There are variations on the proposal as there are many aspects to consider, but it’s important to not leave it “as is” as currently it affects performance and scalability.

So how do we catch potential items of interest? On the database end, the slow query log is still very useful with the proper settings. log_queries_not_using indexes, min_examined_row_limit=1000 (tune appropriate for the environment), log_slow_filter and log_slow_verbosity to give as much info as possible, and long_query_time to something sub-second. Naturally, this presumes you’ve already taken care of real nasties otherwise you’ll get very big slow log files very quickly. You can analyse the slow query log using Percona Tools, but the ‘mysqldumpslow’ tool which is part of the server package is pretty useful also. You’re looking for queries that either take a long time, or that happen often, or just look odd/inefficient/unnecessary. Then hunt where they come from in the code, and figure out the why. Often reasons aren’t necessarily good or current (historical scenarios linger), but there will be reasons and understanding them will help you talk with developers more effectively – seeing where they come from.

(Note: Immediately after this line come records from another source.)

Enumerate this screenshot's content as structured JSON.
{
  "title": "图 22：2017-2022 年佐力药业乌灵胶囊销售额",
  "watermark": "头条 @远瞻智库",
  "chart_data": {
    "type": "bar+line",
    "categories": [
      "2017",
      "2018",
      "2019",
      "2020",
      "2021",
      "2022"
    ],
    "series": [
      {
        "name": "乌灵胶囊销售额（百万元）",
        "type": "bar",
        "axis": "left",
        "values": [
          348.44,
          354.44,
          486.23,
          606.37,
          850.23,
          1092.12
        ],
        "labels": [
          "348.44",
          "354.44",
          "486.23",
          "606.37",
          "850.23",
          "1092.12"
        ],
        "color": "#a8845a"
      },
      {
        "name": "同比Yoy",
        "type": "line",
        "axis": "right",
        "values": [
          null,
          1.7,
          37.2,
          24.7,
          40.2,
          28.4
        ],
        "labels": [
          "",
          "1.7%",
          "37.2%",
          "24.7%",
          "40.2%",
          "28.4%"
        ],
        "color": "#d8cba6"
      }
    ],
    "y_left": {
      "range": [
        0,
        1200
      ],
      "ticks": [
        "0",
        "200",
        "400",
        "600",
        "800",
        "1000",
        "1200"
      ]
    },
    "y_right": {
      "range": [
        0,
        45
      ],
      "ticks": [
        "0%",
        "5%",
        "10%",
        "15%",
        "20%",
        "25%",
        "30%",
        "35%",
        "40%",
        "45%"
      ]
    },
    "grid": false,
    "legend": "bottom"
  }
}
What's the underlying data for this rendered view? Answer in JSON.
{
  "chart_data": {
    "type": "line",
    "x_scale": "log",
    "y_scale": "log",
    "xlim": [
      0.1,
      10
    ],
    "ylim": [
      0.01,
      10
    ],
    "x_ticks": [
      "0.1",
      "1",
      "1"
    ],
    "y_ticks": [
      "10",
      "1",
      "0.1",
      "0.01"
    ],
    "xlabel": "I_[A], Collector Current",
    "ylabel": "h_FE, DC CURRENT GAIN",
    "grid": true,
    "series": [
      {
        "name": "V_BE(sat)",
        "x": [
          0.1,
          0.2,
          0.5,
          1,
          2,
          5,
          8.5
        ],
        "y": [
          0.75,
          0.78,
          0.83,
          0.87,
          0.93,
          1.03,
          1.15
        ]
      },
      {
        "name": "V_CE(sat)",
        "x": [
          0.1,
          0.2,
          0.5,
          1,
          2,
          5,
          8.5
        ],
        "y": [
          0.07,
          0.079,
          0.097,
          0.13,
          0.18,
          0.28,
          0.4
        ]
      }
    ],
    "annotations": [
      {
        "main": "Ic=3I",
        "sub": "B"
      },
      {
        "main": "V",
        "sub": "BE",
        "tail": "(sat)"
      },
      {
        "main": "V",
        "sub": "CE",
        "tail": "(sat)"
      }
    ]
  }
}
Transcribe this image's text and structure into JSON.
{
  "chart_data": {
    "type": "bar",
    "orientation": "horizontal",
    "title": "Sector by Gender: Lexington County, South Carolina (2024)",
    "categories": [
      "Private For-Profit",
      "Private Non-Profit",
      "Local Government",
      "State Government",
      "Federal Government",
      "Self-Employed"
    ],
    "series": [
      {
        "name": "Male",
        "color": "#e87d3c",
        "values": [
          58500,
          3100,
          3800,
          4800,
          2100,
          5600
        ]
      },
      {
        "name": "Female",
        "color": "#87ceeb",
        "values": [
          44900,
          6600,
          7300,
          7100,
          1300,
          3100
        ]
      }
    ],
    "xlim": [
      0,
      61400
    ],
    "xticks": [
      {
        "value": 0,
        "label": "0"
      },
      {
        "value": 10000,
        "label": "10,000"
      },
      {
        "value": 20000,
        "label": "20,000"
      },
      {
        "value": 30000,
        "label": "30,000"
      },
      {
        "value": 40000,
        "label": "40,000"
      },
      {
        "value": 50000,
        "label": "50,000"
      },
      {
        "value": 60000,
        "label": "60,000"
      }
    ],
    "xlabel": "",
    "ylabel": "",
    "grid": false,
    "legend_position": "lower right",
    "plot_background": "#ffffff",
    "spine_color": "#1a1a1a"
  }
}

WordPress has a nice plugin called Query Monitor. As admin you get details from a page load in your top admin bar, and you can delve into specific aspects. Things to look out for are an excessive number of queries for a page (a hundred is sadly common, but when you see into the thousands it’s worthwhile investigating – of course, start with the biggest problems first and work your way down), duplicated queries (indicating framework inefficiencies) and things like that. Have a good browse around, there’s much there that’s useful.

If you want, feel free to bring suspected issues to our attention. We’ll look at them, perhaps write about them here, and in any case follow up with the developers in their bug tracking system. It’s worthwhile.